Bristol couple charged with risk of injury to a minor after baby diagnosed with abusive head trauma

  • In US
  • 2023-03-18 10:00:00Z
  • By Hartford Courant

A Bristol mother and stepfather face reckless endangerment and risk of injury charges after a young child suffered serious injuries and was diagnosed with abusive head trauma, according to the warrants for their arrest.

Victoria LaBarre, 27, and Jonathan Roe, 33, of South Street have been accused of failing to get the child proper medical attention "in a timely fashion" after the 3-month-old boy suffered what used to be referred to as "shaken baby syndrome," the warrants indicate.

The child was brought to Bristol Hospital in February 2022 before he was transferred to the Connecticut Children's Medical Center because he needed a higher level of care for a brain bleed. According to the warrants in the case, medical staff found the child's injury suspicious, prompting a Department of Children and Families investigator to assist police.

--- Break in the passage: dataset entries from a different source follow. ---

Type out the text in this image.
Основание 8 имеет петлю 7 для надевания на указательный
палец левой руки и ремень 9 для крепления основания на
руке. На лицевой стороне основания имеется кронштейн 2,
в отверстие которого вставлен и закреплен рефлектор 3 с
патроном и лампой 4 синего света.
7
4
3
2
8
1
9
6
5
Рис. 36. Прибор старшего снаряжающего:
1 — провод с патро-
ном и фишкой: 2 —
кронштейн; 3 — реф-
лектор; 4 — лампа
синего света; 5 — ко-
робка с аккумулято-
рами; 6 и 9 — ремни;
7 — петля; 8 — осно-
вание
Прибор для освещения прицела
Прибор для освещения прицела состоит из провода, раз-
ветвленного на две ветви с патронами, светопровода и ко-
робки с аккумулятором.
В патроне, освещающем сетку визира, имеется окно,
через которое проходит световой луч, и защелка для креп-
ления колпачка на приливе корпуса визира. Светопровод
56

LaBarre and Roe told police the former was at work while Roe was looking after the child when the baby suddenly began "making a weird noise and twitching," the warrant said. Roe contacted LaBarre and said she had better come home.

LaBarre told police that, once she got home, the child cried for about 15 minutes before she called a 24-7 nurse helpline, the warrants said. She was then advised to call 911.

According to the warrants, LaBarre - who at the time the investigation was launched was the caregiver to her two children - told police she was convinced the baby had not been the same since being hit with a sippy cup. The heavily redacted warrant does not make clear how this incident occurred, though medical staff told investigators the injuries the child sustained could not have been caused by a dropped cup.

The baby, the warrants said, suffered bi-lateral retinal hemorrhaging that could result in vision issues or blindness. Police noted in the warrants that medical professionals believe the child suffered abusive head trauma - which used to be known as shaken baby syndrome. Police noted that this injury often occurs when a child is shaken in anger or frustration because the baby won't stop crying. This can lead to permanent brain damage or death.

During the investigation, police spoke to multiple people with ties to LaBarre and Roe who expressed concern about their parenting skills, the warrants said. One person told investigators she has witnessed LaBarre slam a bottle of milk against her other child's chest in frustration and throw the girl "in an aggressive manner across rooms," according to the warrants.

The warrants also said Roe conceded to police that he had removed the 3-month-old from his crib and that he may have been "rough enough" to have "inadvertently injured him."

Police could not determine who was caring for the child when he suffered serious trauma, the warrants indicate.

LaBarre and Roe each face charges of second-degree reckless endangerment and risk of injury to a minor.

LaBarre was arrested in December, while Roe was not charged until last month. They are each free from custody while their cases are pending in New Britain Superior Court.